Superman is representational of the American people.  Batman is telling America to stop saying yes to the government and start saying no.  It is time for the people to control their own lives instead of the government controlling it for them.  Bernard believs “the social, however, rests upon a vast array of artifacts, trivially material ones as well as signs, verbal and non-verbal” (Bernard p.47).  Superman is the symbol or “artifact” for the American people.  Just the insignia of the “S” on his costume is enough for people to recognize him.   He is also reflective of America because he is the most powerful being on earth.  This is expressed in Batman’s description of Superman.  “There’s just the sun and the sky and him, like he’s the only reason it’s all here”(Miller p.118).  Like many people in America, they believe that the United States is the only nation that means anything in the world.  Superman thinks that everything works so smoothly because he is there to make sure it does.  
Superman is the people’s reflection of this idea he has the power to do whatever he wants and chooses to follow his country.  Through this discourse Miller is pointing out how the American people say yes to the government, which they have the power to control.   Batman wants them to control themselves and say no to the government.  Plato does not believe it is possible for people to guide themselves in life and they need to follow and be led by someone or something.  
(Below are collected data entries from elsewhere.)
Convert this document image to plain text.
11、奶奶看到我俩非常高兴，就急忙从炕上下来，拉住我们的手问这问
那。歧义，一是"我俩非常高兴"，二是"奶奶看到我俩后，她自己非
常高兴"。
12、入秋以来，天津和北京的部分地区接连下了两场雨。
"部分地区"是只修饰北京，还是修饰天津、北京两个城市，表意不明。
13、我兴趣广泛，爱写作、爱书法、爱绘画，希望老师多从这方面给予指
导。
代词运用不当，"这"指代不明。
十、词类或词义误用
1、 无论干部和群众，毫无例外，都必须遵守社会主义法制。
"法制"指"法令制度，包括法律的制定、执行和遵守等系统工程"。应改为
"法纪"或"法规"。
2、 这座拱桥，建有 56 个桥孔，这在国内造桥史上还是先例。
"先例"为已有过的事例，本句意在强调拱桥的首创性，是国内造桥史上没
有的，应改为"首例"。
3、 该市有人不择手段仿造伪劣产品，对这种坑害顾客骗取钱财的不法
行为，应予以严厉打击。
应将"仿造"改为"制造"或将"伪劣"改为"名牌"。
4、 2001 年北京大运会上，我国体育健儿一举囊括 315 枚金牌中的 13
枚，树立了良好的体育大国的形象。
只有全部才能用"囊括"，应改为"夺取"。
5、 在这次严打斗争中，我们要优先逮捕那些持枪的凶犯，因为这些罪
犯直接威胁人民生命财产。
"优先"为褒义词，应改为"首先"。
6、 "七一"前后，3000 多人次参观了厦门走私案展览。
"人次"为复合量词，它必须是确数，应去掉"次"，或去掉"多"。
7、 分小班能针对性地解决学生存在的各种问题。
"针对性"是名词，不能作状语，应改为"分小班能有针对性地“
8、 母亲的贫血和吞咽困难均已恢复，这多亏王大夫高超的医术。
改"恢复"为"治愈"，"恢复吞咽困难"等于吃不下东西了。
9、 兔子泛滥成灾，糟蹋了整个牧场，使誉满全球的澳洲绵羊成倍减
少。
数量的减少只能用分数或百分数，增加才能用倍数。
Uhh insert sarcastic comment here.
If Bruce Wayne never fell into that cave and encountered that bat when he was a child he would not have grown up to be Batman.  This relates to the idea of cause and effect or what is called ‘causal law.’  I.A. Ricahrs definition of causal law is “put very simply, a causal law may be taken as saying that, under certain conditions, of two events if one happens the other does”  (Richards p.1284).  Bruce Wayne would have never associated the bat as a sign of fear unless he had encountered it in a situation where he was scared.  
            Batman considers himself an answer to the problems in society that the politicians fail to address.  Throughout the story politicians keep passing the responsibility onto others about actions that need to be taken to help people.  When a reporter asks the president about his view on Batman, the president immediately shifts the responsibility.  “That’s a right big state all its own and it’s got its own solid, clear-headed governor, yes, it does”  (Miller p.108).  The governor says it is the mayor’s responsibility and the mayor says it is up to the police commissioner to determine what should be done with Batman.  “And so the Batman buck is passed”  (Miller p.108).  Since some of the voters like Batman and others dislike him trickery is used by politicians to avoid making a decision.   They do not want to receive any negative feedback on such a controversial person like Batman.  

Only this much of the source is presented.